Ecco perché il “padre della medicina”, cioè Ippocrate, diversi secoli prima dell’avvento della rivelazione cristiana, era pervenuto, con le sole forze dell’umana ragione, a condannare l’atto di somministrazione della morte in quanto atto contrario all’etica medica nonché alla dimensione aletica della relazione etico-giuridica intercorrente tra medico e paziente.

Diritto su se medesimo

Dal punto di vista giuridico – ben al di là ovviamente dell’angusto angolo della correttezza formale delle norme (o delle sentenze) – l’ordinamento giuridico non può garantire la disponibilità di un diritto che è sottratto per sua propria natura allo stesso suo titolare.

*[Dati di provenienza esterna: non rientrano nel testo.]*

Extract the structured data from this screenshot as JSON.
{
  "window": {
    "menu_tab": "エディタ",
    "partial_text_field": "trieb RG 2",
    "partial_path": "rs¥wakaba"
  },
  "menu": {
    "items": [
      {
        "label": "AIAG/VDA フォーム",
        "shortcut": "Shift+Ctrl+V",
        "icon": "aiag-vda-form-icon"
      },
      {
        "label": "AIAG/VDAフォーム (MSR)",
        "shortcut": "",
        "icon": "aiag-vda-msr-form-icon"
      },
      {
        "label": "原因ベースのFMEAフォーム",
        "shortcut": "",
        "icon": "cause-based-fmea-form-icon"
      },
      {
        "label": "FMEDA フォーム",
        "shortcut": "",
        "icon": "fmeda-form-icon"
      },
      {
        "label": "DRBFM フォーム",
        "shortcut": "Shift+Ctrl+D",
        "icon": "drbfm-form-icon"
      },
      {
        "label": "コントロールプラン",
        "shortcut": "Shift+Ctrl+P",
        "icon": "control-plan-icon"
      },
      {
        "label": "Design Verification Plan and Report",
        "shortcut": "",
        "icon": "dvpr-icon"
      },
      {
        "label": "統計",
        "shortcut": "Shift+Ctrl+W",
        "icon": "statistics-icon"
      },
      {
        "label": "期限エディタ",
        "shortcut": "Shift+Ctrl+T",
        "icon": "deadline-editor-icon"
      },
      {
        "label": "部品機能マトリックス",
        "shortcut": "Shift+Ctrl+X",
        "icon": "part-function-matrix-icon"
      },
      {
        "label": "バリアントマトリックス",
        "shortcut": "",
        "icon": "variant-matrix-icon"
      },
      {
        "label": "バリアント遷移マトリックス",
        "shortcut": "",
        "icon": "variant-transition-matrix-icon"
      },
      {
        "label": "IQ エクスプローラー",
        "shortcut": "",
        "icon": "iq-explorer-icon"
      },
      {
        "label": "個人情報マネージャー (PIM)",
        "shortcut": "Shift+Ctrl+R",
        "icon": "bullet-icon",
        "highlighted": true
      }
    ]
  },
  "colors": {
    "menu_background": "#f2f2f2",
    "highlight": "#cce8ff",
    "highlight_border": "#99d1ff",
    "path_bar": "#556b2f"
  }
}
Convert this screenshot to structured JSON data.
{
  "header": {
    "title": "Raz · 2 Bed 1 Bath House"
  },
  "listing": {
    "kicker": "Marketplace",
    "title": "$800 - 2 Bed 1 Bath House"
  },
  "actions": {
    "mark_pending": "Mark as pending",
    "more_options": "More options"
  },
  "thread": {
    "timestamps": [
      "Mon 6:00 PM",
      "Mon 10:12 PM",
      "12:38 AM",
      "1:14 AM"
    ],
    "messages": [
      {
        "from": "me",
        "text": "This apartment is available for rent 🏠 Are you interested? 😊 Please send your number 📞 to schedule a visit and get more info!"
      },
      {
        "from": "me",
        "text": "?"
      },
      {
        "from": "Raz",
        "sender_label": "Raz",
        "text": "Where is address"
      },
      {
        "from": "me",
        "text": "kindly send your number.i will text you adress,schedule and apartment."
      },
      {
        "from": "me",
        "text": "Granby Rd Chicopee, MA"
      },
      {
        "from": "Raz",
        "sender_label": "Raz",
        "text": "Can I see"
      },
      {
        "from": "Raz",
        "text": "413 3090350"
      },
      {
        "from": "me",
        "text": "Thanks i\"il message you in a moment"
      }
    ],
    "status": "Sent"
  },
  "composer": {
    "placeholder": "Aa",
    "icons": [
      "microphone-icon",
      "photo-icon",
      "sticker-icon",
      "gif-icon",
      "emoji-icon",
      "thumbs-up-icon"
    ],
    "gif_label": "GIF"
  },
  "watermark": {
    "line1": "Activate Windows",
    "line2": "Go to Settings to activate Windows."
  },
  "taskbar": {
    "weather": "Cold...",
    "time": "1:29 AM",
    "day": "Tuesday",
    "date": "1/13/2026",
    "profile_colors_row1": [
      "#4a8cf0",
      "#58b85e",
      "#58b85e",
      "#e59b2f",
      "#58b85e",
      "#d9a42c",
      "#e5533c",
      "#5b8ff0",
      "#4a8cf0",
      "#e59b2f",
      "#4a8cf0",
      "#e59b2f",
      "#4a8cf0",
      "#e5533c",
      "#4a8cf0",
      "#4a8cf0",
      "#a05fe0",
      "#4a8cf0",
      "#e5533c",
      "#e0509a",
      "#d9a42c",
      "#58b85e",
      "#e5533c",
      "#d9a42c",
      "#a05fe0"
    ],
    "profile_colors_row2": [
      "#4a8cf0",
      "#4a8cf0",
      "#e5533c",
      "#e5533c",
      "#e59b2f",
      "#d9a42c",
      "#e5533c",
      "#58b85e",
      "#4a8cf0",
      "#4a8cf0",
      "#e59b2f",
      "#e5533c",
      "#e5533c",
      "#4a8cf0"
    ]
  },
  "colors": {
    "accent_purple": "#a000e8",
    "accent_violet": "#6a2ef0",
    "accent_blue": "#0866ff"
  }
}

In tal senso, i più eminenti maestri della civiltà giuridica italiana e mondiale hanno ben chiarito la questione: si pensi, tra i tanti esempi citabili, alle parole di Francesco Santoro-Passarelli che, per l’appunto, così ha insegnato: «Non esiste e non è neppure concepibile, malgrado ogni sforzo dialettico, un diritto sulla propria persona o anche su se medesimo, o sul proprio corpo, stante l’unità della persona, per la quale può parlarsi soltanto di libertà, non di potere rispetto a se medesima».

Fede e ragione

Ancora dal punto di vista del merito: un’ultima considerazione occorre avanzarla.

Proprio lo stesso monsignor Paglia chiarisce che laddove la legalizzazione delle pratiche di morte assistita è avvenuta lo scivolamento verso la somministrazione della morte nei confronti di soggetti impossibilitati a vario titolo ad esprimere un consenso è stata inevitabile, per cui data la conseguenza non si comprende come si potrebbe o dovrebbe accettare la legalizzazione della morte assistita che di quella conseguenza nefasta è diretta scaturigine: se si riconosce la nocività dell’effetto, occorre altresì riconoscere la nocività della causa da cui esso deriva, altrimenti, prima di ogni altra cosa, si dimostra semplicemente di non saper percorrere i sentieri del pensiero.

In conclusione: le parole di monsignor Paglia sono estremamente gravi non alla luce della fede, ma della ragione, sebbene tale gravità abbia portata ancor maggiore di quanto fin qui esposto poiché ancorata alla circostanza per cui lo stesso Paglia non si sia accorto di simili suddette difficoltà insite nella sua traballante prospettiva.